The new o3 AI model achieving a breakthrough high score in the ARC Challenge has stirred up speculation on whether the OpenAI product is an AGI. While the ARC Challenge organisers described o3’s achievement as a major milestone, they also cautioned that it has not won the competition’s grand prize, a feat which would have helped the tool to take one step toward becoming the “future AI with human-like intelligence.”
However, o3 earned the high score at a time when the tech industry and researchers have been reckoning with a slower pace of progress in the latest AI models for 2024. The feat also indicates that the upcoming AI models can beat the competition benchmark in the near future.

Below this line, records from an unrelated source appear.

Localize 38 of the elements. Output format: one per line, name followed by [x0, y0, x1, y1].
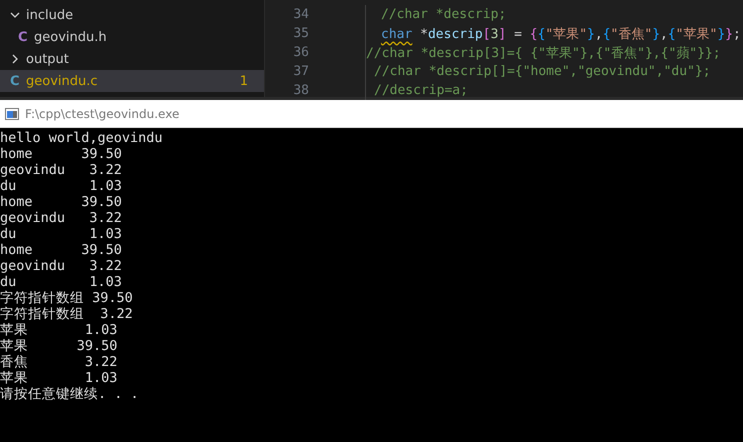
console-output-line: home 39.50	[0, 146, 123, 162]
code-line: //char *descrip[]={"home","geovindu","du"};	[374, 64, 711, 79]
console-output-line: du 1.03	[0, 274, 123, 290]
code-line: //char *descrip[3]={ {"苹果"},{"香焦"},{"蘋"}};	[366, 44, 721, 62]
file-tree-item[interactable]: output	[0, 48, 264, 70]
line-number: 34	[292, 7, 310, 22]
code-line: //descrip=a;	[374, 83, 468, 98]
problem-count: 1	[240, 74, 248, 88]
console-output-line: 请按任意键继续. . .	[0, 386, 140, 402]
c-file-icon: C	[10, 74, 20, 88]
c-file-icon: C	[18, 30, 28, 44]
console-output-line: geovindu 3.22	[0, 258, 123, 274]
line-number: 37	[292, 64, 310, 79]
line-number: 38	[292, 83, 310, 98]
chevron-right-icon	[10, 54, 20, 64]
console-output-line: du 1.03	[0, 178, 123, 194]
console-output-line: 字符指针数组 3.22	[0, 306, 134, 322]
code-line: //char *descrip;	[381, 7, 506, 22]
file-tree-item[interactable]: C geovindu.c 1	[0, 70, 264, 92]
console-output-line: 字符指针数组 39.50	[0, 290, 134, 306]
console-output-line: home 39.50	[0, 194, 123, 210]
line-number: 35	[292, 26, 310, 41]
line-number: 36	[292, 45, 310, 60]
console-output-line: geovindu 3.22	[0, 210, 123, 226]
console-output-line: 苹果 39.50	[0, 338, 118, 354]
console-output-line: geovindu 3.22	[0, 162, 123, 178]
console-output-line: 苹果 1.03	[0, 322, 118, 338]
console-output-line: du 1.03	[0, 226, 123, 242]
code-line: char *descrip[3] = {{"苹果"},{"香焦"},{"苹果"}};	[381, 26, 741, 42]
file-tree-item[interactable]: include	[0, 4, 264, 26]
console-output-line: hello world,geovindu	[0, 130, 164, 146]
chevron-down-icon	[10, 10, 20, 20]
window-title: F:\cpp\ctest\geovindu.exe	[25, 106, 180, 120]
file-tree-item[interactable]: C geovindu.h	[0, 26, 264, 48]
console-output-line: home 39.50	[0, 242, 123, 258]
console-output-line: 香焦 3.22	[0, 354, 118, 370]
console-output-line: 苹果 1.03	[0, 370, 118, 386]
console-app-icon	[5, 108, 19, 120]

Beyond its unofficial high score, Chollet says many official low-compute submissions have already scored above 81% on the private evaluation test set.
The ARC Challenge organisers are already looking to launch a second and more difficult set of benchmark tests sometime in 2025. They will also keep the ARC Prize 2025 challenge running until someone achieves the grand prize and open-sources their solution.
OpenAI’s o3 model has marked a significant milestone in the ongoing quest for AGI. With its record-breaking scores on the ARC-AGI benchmark and exceptional reasoning abilities, o3 represents a leap in AI’s capacity for adapting to novel tasks. While it isn’t AGI yet, its performance indicates that we may be closer to achieving human-like intelligence in AI. The competition is heating up, and the next few years will be crucial.